A relationship was also observed between family context and school context (Moreno, Estevez, Murgui, & Musitu, 2009), as well as between both contexts and school engagement. However, the results fail to confirm a habitual trend during adolescence, namely the fact that family context loses ground to peer influence. In our study, the results showed no significant relationship between peer support and school engagement. Indeed, the factor that appears to have the most influence on school engagement is the support students perceive from their teachers, a result that has been found previously in other studies (Gruman, Harachi, Abbott, Catalano, & Fleming, 2008). In short, if the aim is to foster school engagement and adjustment during adolescence, then adults need to play a more prominent role in this process.
From this work is derived the possibility and desirability of study, together with contextual and psychological variables, in order to provide a more comprehensive understanding of adaptation of students to the school context (Rodríguez et al., 2012).
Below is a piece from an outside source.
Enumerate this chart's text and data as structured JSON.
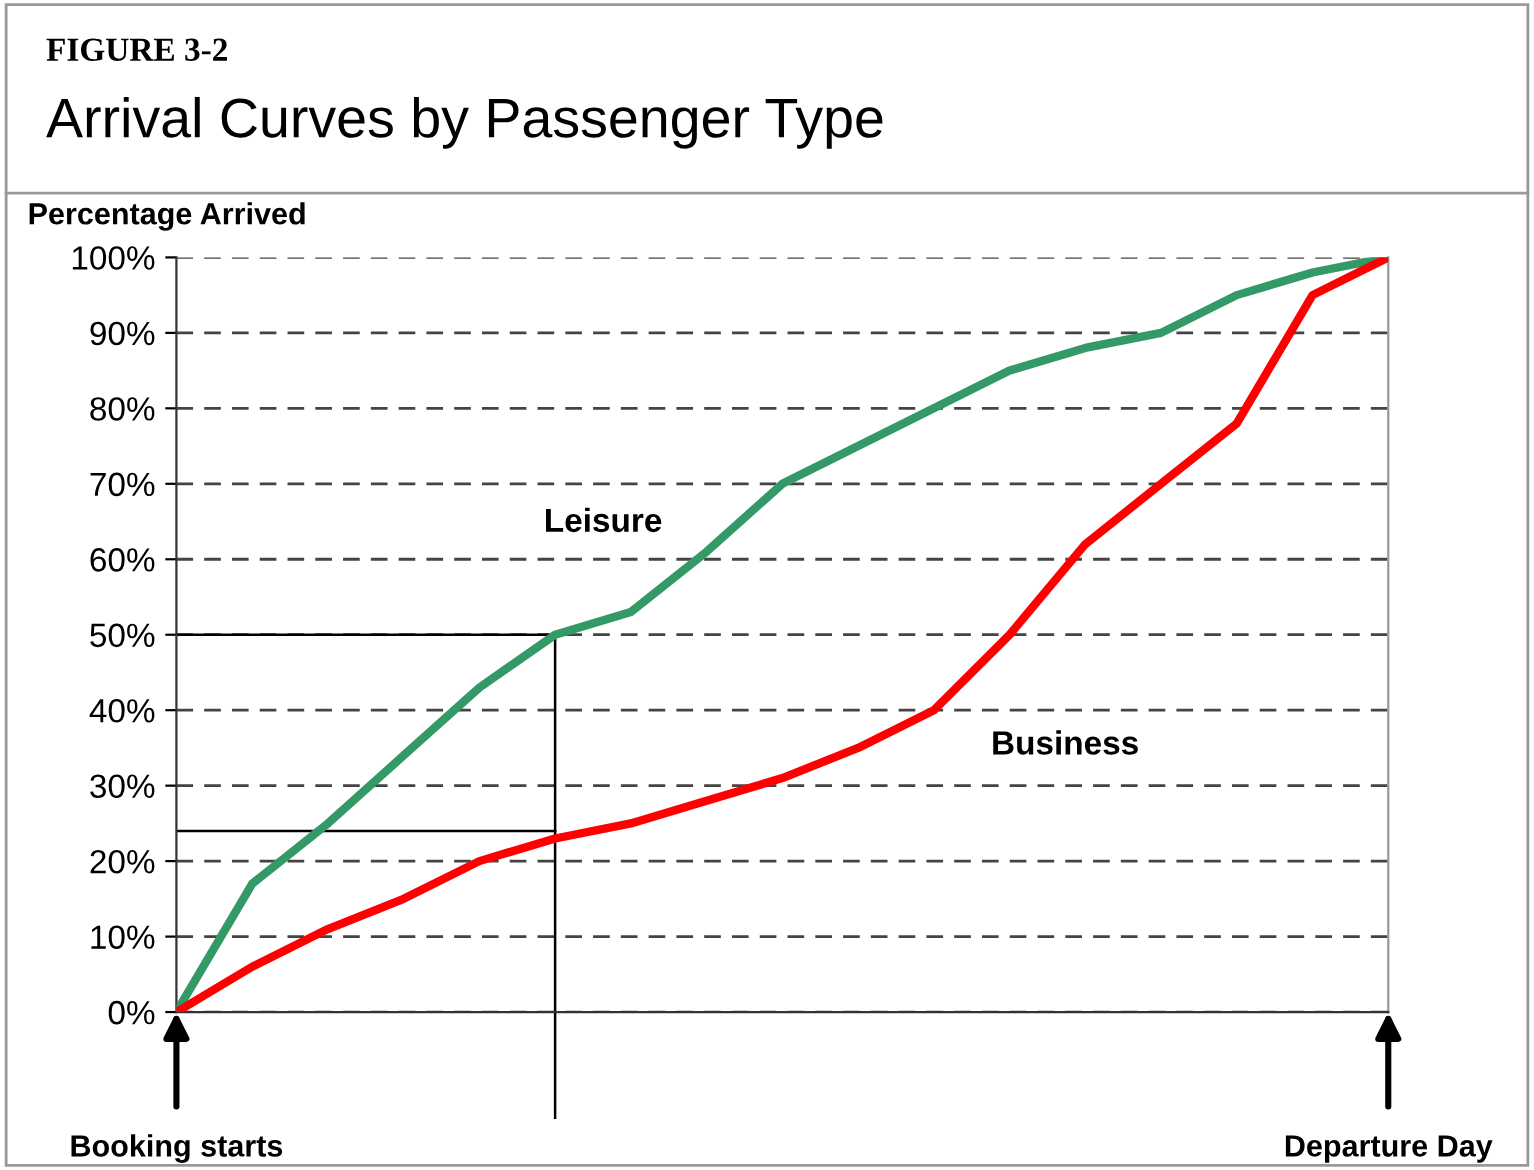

In this way, it is interesting and innovative to analyze the impact that close contexts studied here (family and school) along with the psychological characteristics (e.g., self-concept, emotional intelligence and resilience) can have on the behavior of students in terms of engagement or academic performance.
Conflict of interestThe authors of this article declare no conflict of interest.
The authors of this paper form part of the Consolidated Research Group IT701-13 of the Basque University System. The study itself was carried out as part of the EHUA13/26 research project at the University of the Basque Country.